Quickstart - SkyShift with Ray#
You’re on your way to simplifying and enhancing your job management and scheduling on Ray clusters. Let’s dive into how you can add, manage clusters, and submit jobs efficiently.
In this guide, we’ll cover the following topics:
Adding and removing Ray Clusters from SkyShift.
Creating and running SkyShift jobs on Ray.
Prerequisites#
- Open Ports:
- The following ports need to be open on the target cluster for communication:
RAY_CLIENT_PORT: 10001
RAY_JOBS_PORT: 8265
RAY_DASHBOARD_PORT: 8265
RAY_NODES_PORT: 6379
If Ray needs to be installed, port 22 must also be open for SSH access.
- Connection details for the Ray cluster:
- If Ray needs to be installed:
ssh_key_path: Path to the SSH private key.
username: Username for the SSH connection.
host: Hostname or IP address of the target cluster.
Automatic Ray Installation#
If Ray is not installed on the target cluster, SkyShift can automatically install it using the ray_install.sh script. The script installs Miniconda, creates a new Conda environment, and installs Ray. This ensures that the necessary components are in place for job submission and management without requiring manual intervention from the user.

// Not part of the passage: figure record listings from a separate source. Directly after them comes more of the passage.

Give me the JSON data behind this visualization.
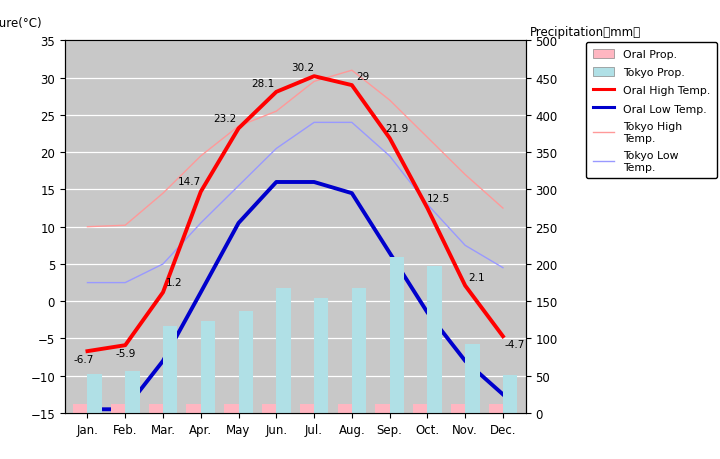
{
  "months": [
    "Jan.",
    "Feb.",
    "Mar.",
    "Apr.",
    "May",
    "Jun.",
    "Jul.",
    "Aug.",
    "Sep.",
    "Oct.",
    "Nov.",
    "Dec."
  ],
  "oral_high_temp": [
    -6.7,
    -5.9,
    1.2,
    14.7,
    23.2,
    28.1,
    30.2,
    29.0,
    21.9,
    12.5,
    2.1,
    -4.7
  ],
  "oral_low_temp": [
    -14.5,
    -14.5,
    -8.0,
    1.2,
    10.5,
    16.0,
    16.0,
    14.5,
    6.5,
    -1.5,
    -8.0,
    -12.5
  ],
  "tokyo_high_temp": [
    10.0,
    10.2,
    14.5,
    19.5,
    23.5,
    25.5,
    29.5,
    31.0,
    27.0,
    22.0,
    17.0,
    12.5
  ],
  "tokyo_low_temp": [
    2.5,
    2.5,
    5.0,
    10.5,
    15.5,
    20.5,
    24.0,
    24.0,
    19.5,
    13.0,
    7.5,
    4.5
  ],
  "oral_precip": [
    12,
    12,
    12,
    12,
    12,
    12,
    12,
    12,
    12,
    12,
    12,
    12
  ],
  "tokyo_precip": [
    52,
    56,
    117,
    124,
    137,
    168,
    154,
    168,
    210,
    197,
    93,
    51
  ],
  "temp_ylim": [
    -15,
    35
  ],
  "precip_ylim": [
    0,
    500
  ],
  "bg_color": "#c8c8c8",
  "oral_high_color": "#ff0000",
  "oral_low_color": "#0000cc",
  "tokyo_high_color": "#ff9999",
  "tokyo_low_color": "#9999ff",
  "oral_precip_color": "#ffb6c1",
  "tokyo_precip_color": "#b0e0e6",
  "label_precip_right": "Precipitation（mm）",
  "legend_labels": [
    "Oral Prop.",
    "Tokyo Prop.",
    "Oral High Temp.",
    "Oral Low Temp.",
    "Tokyo High\nTemp.",
    "Tokyo Low\nTemp."
  ],
  "annot_high": [
    "-6.7",
    "-5.9",
    "1.2",
    "14.7",
    "23.2",
    "28.1",
    "30.2",
    "29",
    "21.9",
    "12.5",
    "2.1",
    "-4.7"
  ],
  "annot_high_show": [
    true,
    true,
    true,
    true,
    true,
    true,
    true,
    true,
    true,
    true,
    true,
    true
  ]
}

Adding and Removing Clusters#
Attaching a Remote Ray Cluster#
With SkyShift, integrating a remote Ray cluster into your workflow is straightforward. Start by ensuring the name of the cluster in the rayconf.yaml configuration file matches the name you intend to use. Here’s how you can attach it to SkyShift:
skyctl create cluster <rayclustername> --manager ray
Now you’re ready to deploy jobs to your Ray cluster through SkyShift!
Checking Cluster Status#
To view the status of your configured clusters, simply run:
> skyctl get clusters
You’ll see an output similar to the following, providing a snapshot of your clusters’ resources and their status:
NAME MANAGER RESOURCES STATUS
raycluster1 ray cpus: 520.0/600.0 READY
memory: 1235171.0/3868184.0 MiB
P100: 8.0/8.0
raycluster2 ray cpus: 420.0/600.0 READY
memory: 1268431.0/2664184.0 MiB
cluster3 k8s cpus: 1.83/2.0 READY
memory: 6035.6/7954.6 MiB
Detaching a Cluster#
If you need to remove a cluster from SkyShift, the process is just as simple:
skyctl delete cluster <rayclustername>
After detaching, you can verify the status of the remaining clusters with skyctl get clusters to see the updated list.
Submitting Jobs#
Submitting jobs through SkyShift allows you to leverage the powerful scheduling and management capabilities of Ray, SLURM or Kubernetes, with the added benefits of SkyShift’s scheduling capabilities.
Creating a SkyShift Job#
Here’s an example SkyShift job definition:
kind: Job
metadata:
name: example-job
labels:
app: nginx
spec:
replicas: 2
image: nginx:1.14.2
resources:
cpus: 0.5
memory: 128
ports:
- 80
restartPolicy: Always
To deploy this job, use the skyctl apply command with the job definition file:
skyctl apply -f <path-to-your-job-file>.yaml
Alternative Job Creation Methods#
SkyShift also supports job creation via our Python API and the SkyShift job CLI, offering you flexibility in how you manage your deployments. For instance, to create a job using the CLI:
skyctl create job example-job --image nginx:1.14.2 --replicas 2 --cpus 0.5 --memory 128 --port 80 --labels app=nginx
Because this job requests 0.5 CPUs and 128 MiB of memory, it will be scheduled on a Ray cluster as the Kubernetes cluster has 0.17 CPUs available.
Monitoring Your Job#
To check the status of your jobs and ensure they’re running as expected:
> skyctl get jobs
NAME CLUSTER REPLICAS RESOURCES NAMESPACE STATUS
example-job raycluster1 2/2 cpus: 0.5 default RUNNING
memory: 128.0 MiB
You’ll see details about each job, including the cluster it’s running on, resources allocated, and its current status.
Now that you’re equipped with the basics of managing clusters and jobs in SkyShift using Ray, you can start harnessing the full potential of your Ray clusters. SkyShift is designed to make your computational tasks easier, more efficient, and scalable. Happy computing!